Republicans have settled on attacking Biden as a moderate candidate who's now governing as a liberal, led around by progressive senators like Bernie Sanders (I-Vt.). But compared with their relatively nuanced criticisms of Biden, House Republicans are far more comfortable going after Pelosi. It's a return to one of the GOP’s greatest hits, recalling their “Fire Pelosi” rallying cry following the 2010 passage of Obamacare — a slogan that's getting a reprise.

During a private presentation to the House GOP in Orlando, Emmer revealed internal polling that showed Pelosi is one of the least popular politicians in the country, with her numbers dropping further in the last two months, according to a source in the room. The National Republican Congressional Committee chair noted that her numbers were particularly low in the Midwest, though YouGov data shows Pelosi still polls higher than Senate Majority Leader Chuck Schumer or Minority Leader Mitch McConnell.

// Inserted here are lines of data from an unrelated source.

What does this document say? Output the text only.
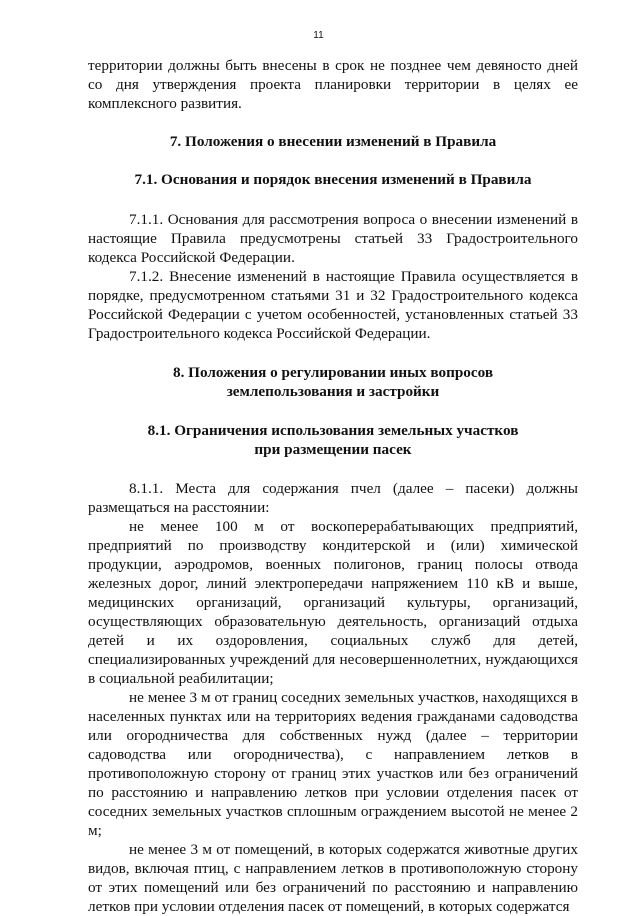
11

территории должны быть внесены в срок не позднее чем девяносто дней со дня утверждения проекта планировки территории в целях ее комплексного развития.

7. Положения о внесении изменений в Правила
7.1. Основания и порядок внесения изменений в Правила

7.1.1. Основания для рассмотрения вопроса о внесении изменений в настоящие Правила предусмотрены статьей 33 Градостроительного кодекса Российской Федерации.

7.1.2. Внесение изменений в настоящие Правила осуществляется в порядке, предусмотренном статьями 31 и 32 Градостроительного кодекса Российской Федерации с учетом особенностей, установленных статьей 33 Градостроительного кодекса Российской Федерации.

8. Положения о регулировании иных вопросов
землепользования и застройки
8.1. Ограничения использования земельных участков
при размещении пасек

8.1.1. Места для содержания пчел (далее – пасеки) должны размещаться на расстоянии:

не менее 100 м от воскоперерабатывающих предприятий, предприятий по производству кондитерской и (или) химической продукции, аэродромов, военных полигонов, границ полосы отвода железных дорог, линий электропередачи напряжением 110 кВ и выше, медицинских организаций, организаций культуры, организаций, осуществляющих образовательную деятельность, организаций отдыха детей и их оздоровления, социальных служб для детей, специализированных учреждений для несовершеннолетних, нуждающихся в социальной реабилитации;

не менее 3 м от границ соседних земельных участков, находящихся в населенных пунктах или на территориях ведения гражданами садоводства или огородничества для собственных нужд (далее – территории садоводства или огородничества), с направлением летков в противоположную сторону от границ этих участков или без ограничений по расстоянию и направлению летков при условии отделения пасек от соседних земельных участков сплошным ограждением высотой не менее 2 м;

не менее 3 м от помещений, в которых содержатся животные других видов, включая птиц, с направлением летков в противоположную сторону от этих помещений или без ограничений по расстоянию и направлению летков при условии отделения пасек от помещений, в которых содержатся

Meanwhile, internal polling from the National Republican Senatorial Committee in February showed a narrow majority offering a favorable view of Biden but Schumer and Pelosi underwater. A plurality of respondents in that survey said they’d support a GOP candidate as a check on Biden’s agenda over a Democrat who would help approve it. The rest of the polling focused on portraying Biden’s policies as unpopular.

“We can have disagreements, but we need to make sure that we're unified and in one place. We're seeing it at this conference, which is: firing Nancy Pelosi and stopping the socialist agenda,” Emmer said in an interview. “Everybody is unified on that.”

The desire to make Hunter Biden a political liability for the president hasn’t totally disappeared in the GOP, especially among the Trump wing of the party. On Monday, a group of Republicans called on Biden’s ATF nominee to probe reports that the Secret Service intervened in an investigation involving Hunter Biden’s gun. But aside from Hunter, Republicans can’t seem to find a bad thing to say about the president.

Freshman Rep. Carlos Gimenez (R-Fla.) raved about an exchange he had with Biden over the Floridian's former career as a firefighter during a White House meeting on infrastructure, calling the moment “heartfelt.” Summarizing Republicans’ dilemma, another GOP lawmaker said that "it’s hard to hit someone who reminds you of your grandpa.”

“He’s likable, he’s relatable … they’re not having him omnipresent,” said South Dakota Sen. John Thune, the No. 2 Senate Republican, of the White House’s strategy. Still, Thune added, Biden will be “judged by his policies. And I think that’s what’s going to [happen] eventually, whether people like him personally or not.”

Everett reported from Washington. Olivia Beavers contributed to this report.